One proposed use for superfluid helium is in quantum computing. Quantum computers utilize the quantum states of matter, such as the electron spin, as individual quantum bits (qubits), a quantum analogue of the bit used in traditional computers to store information and perform processing tasks. The spin states of the electrons present on the surface of superfluid helium in a vacuum show promise as excellent qubits. In order to be considered a usable qubit, a closed system of individual quantum objects must be created that interact with each other, but whose interaction with the outside world is minimal. In addition, the quantum objects must be able to be manipulated by the computer, and the quantum system’s properties must be readable by the computer to signal the termination of a computational function. It is believed that in vacuum, superfluid helium satisfies many of these criteria since a closed system of its electrons can be read and easily manipulated by the computer in a similar fashion as electrostatically manipulated electrons in semiconductor heterostructures.

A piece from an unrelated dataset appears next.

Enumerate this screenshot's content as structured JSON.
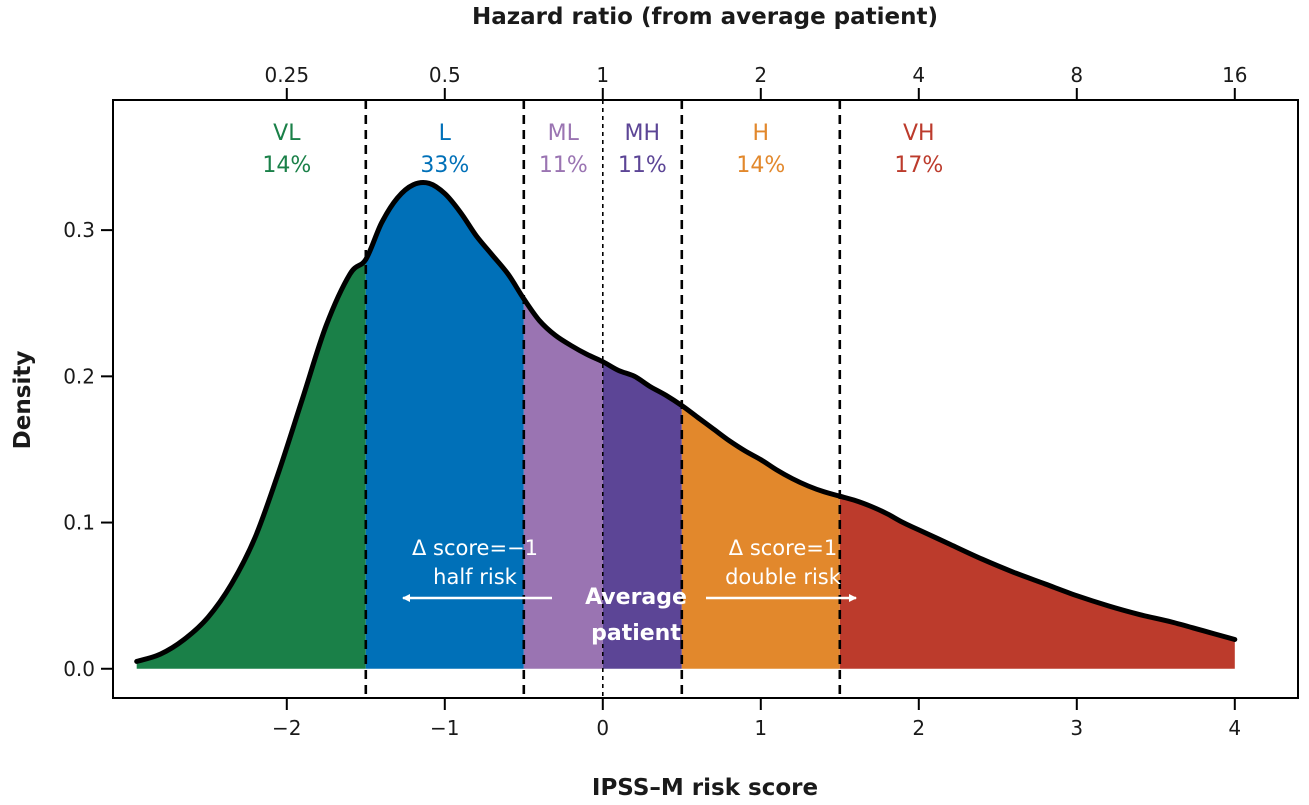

Another beneficial aspect of the liquid helium quantum system is that application of an electrical potential to liquid helium in a vacuum can move qubits with little decoherence. In other words, voltage can manipulate qubits with little effect on the ordering of the phase angles in the wave functions between the components of the liquid helium quantum system.

===X-ray crystallography===
The advent of high-flux X-rays provides a useful tool for developing high-resolution structures of proteins. However, higher energy crystallography incurs radiation damage to the proteins studied. Cryogenic helium systems can be used with greater efficacy than nitrogen cryogenic systems to prevent radical damage to protein crystals.